We knew that Teddy was good at putting things together, like the bits and pieces of Lego, and that he had learned perhaps too much about manipulating video games. (He and his sister are allowed only two hours of video games a week, but recently he somehow managed to purchase for himself a game app called “Contract Killer 2,” much to his parents’ horror and amusement.) But we were delighted to discover how well he knows his letters and numbers, and charmed that he likes to sit quietly doing very important “homework” in a kindergarten “Star Wars Mathematics” workbook. Nettie has read a book to me, and Teddy has a way of playing funny tricks on us.
Obviously, we are indulgent grandparents. We smile at the kids when they open our bedroom door and wake us early in the morning. Today, when they actually found me up and about — but Chris still under the covers — they insisted that I wake him because they had a surprise for us. It turned out that the surprise was in the kitchen, where we found they had made breakfast: Shredded Wheat for Chris, Honey Nut Cheerios for me. They had also put an egg in a pot of cold water on the stove for their mother. Teddy brought us spoons; Nettie poured in the milk. Who could ask for anything more?

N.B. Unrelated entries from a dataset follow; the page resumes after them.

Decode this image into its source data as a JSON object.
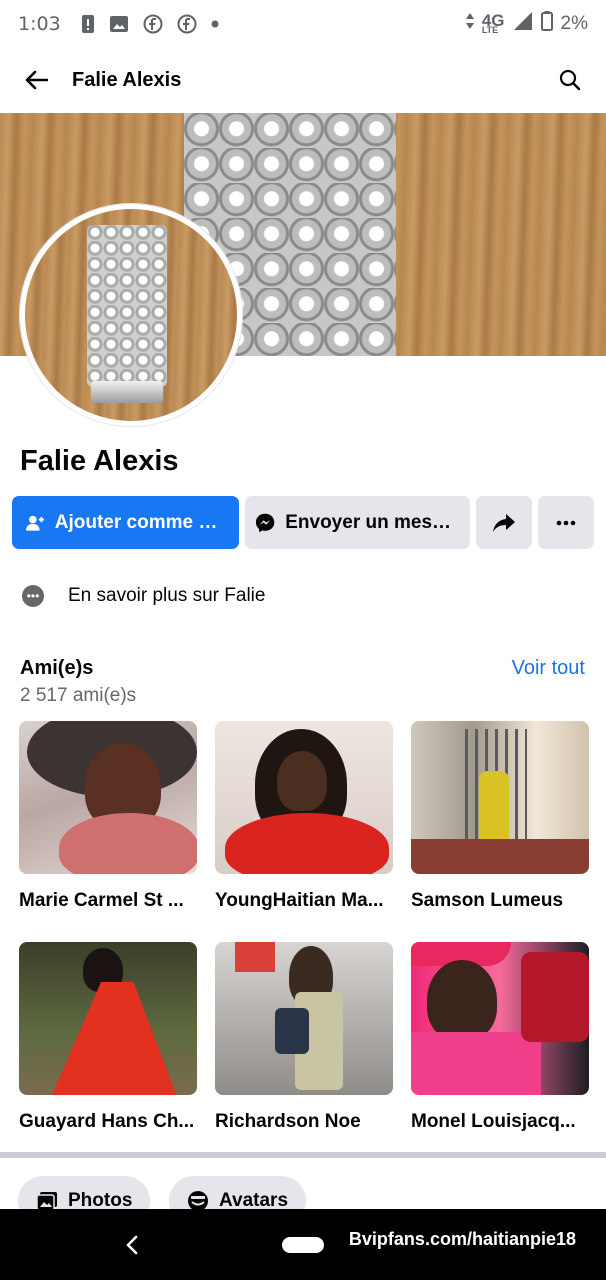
{
  "status_bar": {
    "time": "1:03",
    "network": "4G",
    "network_sub": "LTE",
    "battery": "2%"
  },
  "app_bar": {
    "title": "Falie Alexis"
  },
  "profile": {
    "name": "Falie Alexis"
  },
  "actions": {
    "add_friend": "Ajouter comme ami(e)",
    "message": "Envoyer un message"
  },
  "about": {
    "label": "En savoir plus sur Falie"
  },
  "friends": {
    "title": "Ami(e)s",
    "count": "2 517 ami(e)s",
    "see_all": "Voir tout",
    "items": [
      {
        "name": "Marie Carmel St ..."
      },
      {
        "name": "YoungHaitian Ma..."
      },
      {
        "name": "Samson Lumeus"
      },
      {
        "name": "Guayard Hans Ch..."
      },
      {
        "name": "Richardson Noe"
      },
      {
        "name": "Monel Louisjacq..."
      }
    ]
  },
  "chips": {
    "photos": "Photos",
    "avatars": "Avatars"
  },
  "watermark": "Bvipfans.com/haitianpie18",
  "colors": {
    "primary": "#1877f2",
    "secondary_bg": "#e4e6eb",
    "link": "#1b74e4",
    "muted": "#65676b"
  },
  "icons": [
    "back-arrow-icon",
    "search-icon",
    "add-friend-icon",
    "messenger-icon",
    "share-icon",
    "more-icon",
    "info-icon",
    "photos-icon",
    "avatars-icon"
  ]
}
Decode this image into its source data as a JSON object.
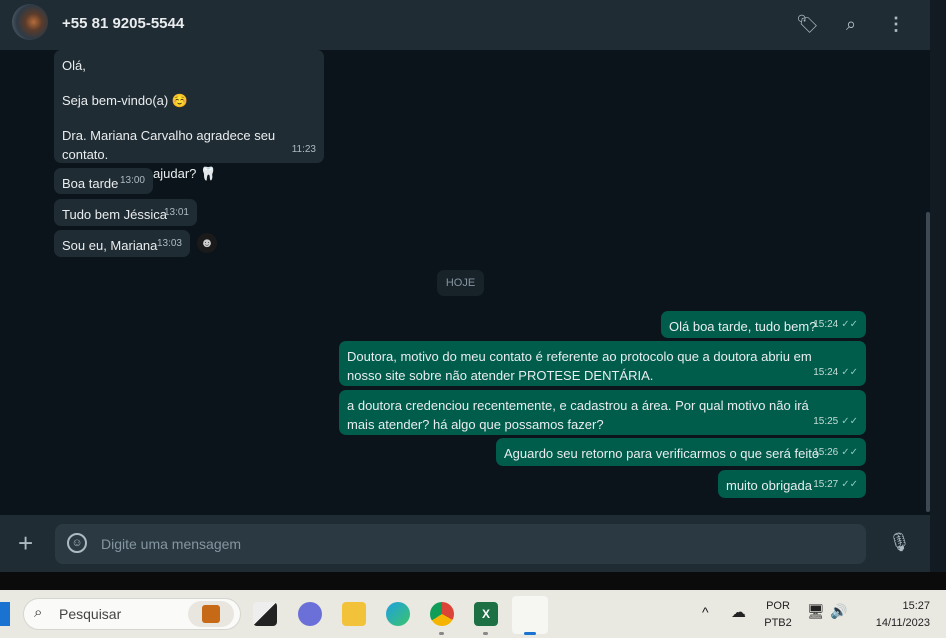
{
  "header": {
    "contact": "+55 81 9205-5544",
    "icons": [
      "label-icon",
      "search-icon",
      "more-vertical-icon"
    ]
  },
  "messages": [
    {
      "dir": "in",
      "lines": [
        "Olá,",
        "",
        "Seja bem-vindo(a) ☺️",
        "",
        "Dra. Mariana Carvalho agradece seu contato.",
        "Como posso te ajudar? 🦷"
      ],
      "time": "11:23"
    },
    {
      "dir": "in",
      "text": "Boa tarde",
      "time": "13:00"
    },
    {
      "dir": "in",
      "text": "Tudo bem Jéssica",
      "time": "13:01"
    },
    {
      "dir": "in",
      "text": "Sou eu, Mariana",
      "time": "13:03"
    },
    {
      "dir": "out",
      "text": "Olá boa tarde, tudo bem?",
      "time": "15:24"
    },
    {
      "dir": "out",
      "text": "Doutora, motivo do meu contato é referente ao protocolo que a doutora abriu em nosso site sobre não atender PROTESE DENTÁRIA.",
      "time": "15:24"
    },
    {
      "dir": "out",
      "text": "a doutora credenciou recentemente, e cadastrou a área. Por qual motivo não irá mais atender? há algo que possamos fazer?",
      "time": "15:25"
    },
    {
      "dir": "out",
      "text": "Aguardo seu retorno para verificarmos o que será feito",
      "time": "15:26"
    },
    {
      "dir": "out",
      "text": "muito obrigada",
      "time": "15:27"
    }
  ],
  "date_divider": "HOJE",
  "composer": {
    "placeholder": "Digite uma mensagem"
  },
  "taskbar": {
    "search": "Pesquisar",
    "lang1": "POR",
    "lang2": "PTB2",
    "time": "15:27",
    "date": "14/11/2023"
  },
  "colors": {
    "incoming": "#202c33",
    "outgoing": "#005c4b",
    "background": "#0b141a"
  }
}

Because we all work, and because Chris and I are indeed getting older, I must admit it is something of a relief that they are attending day camp during the week. A yellow school bus picks them up and delivers them home, and they seem very excited about going on their big adventure every day. From a grandparent’s point of view, they also look completely adorable as they march off, struggling under the burden of colorful backpacks and cute matching lunch bags.
My daughter will be driving to Maine to catch a ferry back to their home in Nova Scotia when the time comes for their visit to end in early August, and she was surprised when I offered to go along for the ride.
“Why would you do that? Won’t you have seen enough of them?” she asked. My answer? “No way.”